量子スピン液体の確認に成功

05.04.2016

Photo: sciencedaily

 

1973年にアンダーソンが提案した「量子スピン液体状態」(注1)を持つ物質が見つかり、これまで幾つかの系(注2)でその存在が垣間見られてきた無秩序のスピン状態が中性子散乱で確認された。キャベンデイッシュ研究所とマックスプランク研究所の共同研究チームはRuCl3結晶に中性子を照射することにより、スピン配列が液体のように無秩序化することを中性子散乱実験で明らかにした。

 

RuCl3の磁気励起の異常な振る舞いはラマン散乱の研究(PRL 114, 147201 (2015).)で報告されている。
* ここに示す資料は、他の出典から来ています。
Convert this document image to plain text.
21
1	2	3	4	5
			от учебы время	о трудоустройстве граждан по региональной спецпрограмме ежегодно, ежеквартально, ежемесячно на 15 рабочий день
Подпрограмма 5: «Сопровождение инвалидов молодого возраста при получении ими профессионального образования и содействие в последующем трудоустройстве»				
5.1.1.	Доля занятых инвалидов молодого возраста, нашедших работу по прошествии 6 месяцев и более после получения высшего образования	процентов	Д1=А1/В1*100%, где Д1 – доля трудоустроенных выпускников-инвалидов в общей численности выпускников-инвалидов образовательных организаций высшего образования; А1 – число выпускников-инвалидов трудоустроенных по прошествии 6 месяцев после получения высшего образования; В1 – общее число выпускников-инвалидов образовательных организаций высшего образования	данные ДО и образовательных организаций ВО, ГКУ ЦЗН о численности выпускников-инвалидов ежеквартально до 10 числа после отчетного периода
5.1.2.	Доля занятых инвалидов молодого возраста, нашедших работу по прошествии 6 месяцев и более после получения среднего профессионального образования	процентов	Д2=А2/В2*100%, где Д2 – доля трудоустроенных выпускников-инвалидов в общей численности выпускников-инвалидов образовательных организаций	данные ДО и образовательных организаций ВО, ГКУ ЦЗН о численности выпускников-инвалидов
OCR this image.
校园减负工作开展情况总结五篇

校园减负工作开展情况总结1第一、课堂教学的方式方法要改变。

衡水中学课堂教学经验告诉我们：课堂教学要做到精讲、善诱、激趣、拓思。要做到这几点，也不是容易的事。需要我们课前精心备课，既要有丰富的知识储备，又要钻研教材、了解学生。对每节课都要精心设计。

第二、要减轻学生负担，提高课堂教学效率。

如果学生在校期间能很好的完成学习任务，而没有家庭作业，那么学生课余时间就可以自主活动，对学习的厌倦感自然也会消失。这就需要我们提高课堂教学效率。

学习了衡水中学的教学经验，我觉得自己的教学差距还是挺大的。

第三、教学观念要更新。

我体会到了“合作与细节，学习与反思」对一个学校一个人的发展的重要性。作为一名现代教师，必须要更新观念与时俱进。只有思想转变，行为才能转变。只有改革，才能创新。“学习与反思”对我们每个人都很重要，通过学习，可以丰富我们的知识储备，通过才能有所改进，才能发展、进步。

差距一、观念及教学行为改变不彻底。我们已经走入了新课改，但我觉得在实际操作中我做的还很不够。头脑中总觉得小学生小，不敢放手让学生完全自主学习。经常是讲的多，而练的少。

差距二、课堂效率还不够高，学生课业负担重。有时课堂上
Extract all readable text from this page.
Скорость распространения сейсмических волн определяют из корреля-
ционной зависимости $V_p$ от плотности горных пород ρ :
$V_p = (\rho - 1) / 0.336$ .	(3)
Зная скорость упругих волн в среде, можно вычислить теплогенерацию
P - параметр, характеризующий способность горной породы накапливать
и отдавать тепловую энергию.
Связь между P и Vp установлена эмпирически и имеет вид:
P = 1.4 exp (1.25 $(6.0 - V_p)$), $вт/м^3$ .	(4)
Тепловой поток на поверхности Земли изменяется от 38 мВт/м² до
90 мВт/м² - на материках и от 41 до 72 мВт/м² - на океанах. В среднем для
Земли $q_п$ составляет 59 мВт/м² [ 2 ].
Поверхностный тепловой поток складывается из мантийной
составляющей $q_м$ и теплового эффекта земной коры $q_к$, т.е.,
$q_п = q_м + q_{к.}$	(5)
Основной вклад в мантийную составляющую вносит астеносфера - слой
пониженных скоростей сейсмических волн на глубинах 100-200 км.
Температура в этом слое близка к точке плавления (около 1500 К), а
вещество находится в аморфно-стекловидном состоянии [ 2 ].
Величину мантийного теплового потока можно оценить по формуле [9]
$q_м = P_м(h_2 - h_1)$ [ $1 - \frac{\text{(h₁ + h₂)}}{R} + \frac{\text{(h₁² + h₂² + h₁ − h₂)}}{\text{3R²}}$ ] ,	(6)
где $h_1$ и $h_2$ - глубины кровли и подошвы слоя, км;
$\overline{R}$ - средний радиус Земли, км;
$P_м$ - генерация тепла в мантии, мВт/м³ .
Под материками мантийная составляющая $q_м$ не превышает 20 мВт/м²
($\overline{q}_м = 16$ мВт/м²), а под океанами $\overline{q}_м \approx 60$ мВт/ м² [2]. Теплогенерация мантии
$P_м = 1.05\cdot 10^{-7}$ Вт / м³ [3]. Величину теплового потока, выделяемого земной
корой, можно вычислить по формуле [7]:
Heisenberg-Kitaevモデルで記述される量子スピン液体の基底状態に近いことが示唆されていた。

 

(注1)通常の磁性体は固体の結晶で、物質を構成する個々の粒子の磁気方向が秩序をもっているが、量子スピン液体では低温でもスピン配列が秩序化されずに絶えず変動しており、あたかも液体中の分子のように振舞う。

 

(注2MITの研究チームがカゴメ状の結晶格子を持つZnCu3(OD)6Cl2という結晶で分数量子数を持つスピノン励起を中性子散乱で観察し、低温でスピン励起が秩序化されていない証拠である、結晶内の連続的な分布を示したことを見出した。このほかにも分子性結晶にX線を照射して乱れを導入することによって量子スピン液体が出現する報告などがある。

 

 

Photo: Univ. of Edinburgh

 

中性子散乱実験はオークリッジ国立研究所の中性子実験装置を用いて行われた。量子スピン液体状態はそれ自身、これまで磁性体の「第三の状態」と考えられてきたもので、理論的な予測が検証されたことの意義が深いばかりでなく、量子計算機の研究を加速する画期的な成果である。

 

結果として生じる「マヨナラフェルミオン」(注3)が量子計算機実現の上で重要なためである。今回の実験によって単純な組成・構造の無機結晶で量子スピン液体状態が2D物質で見出されたことで、大きく進展することとなった。

 

(注3)マヨラナが考えた電気的に中性な素粒子を記述する新しいフェルミオンでトポロジカル超伝導の表面に形成される。この時に起こるボーズ統計から非可換統計への変化が量子計算の動作原理に応用できると考えられている。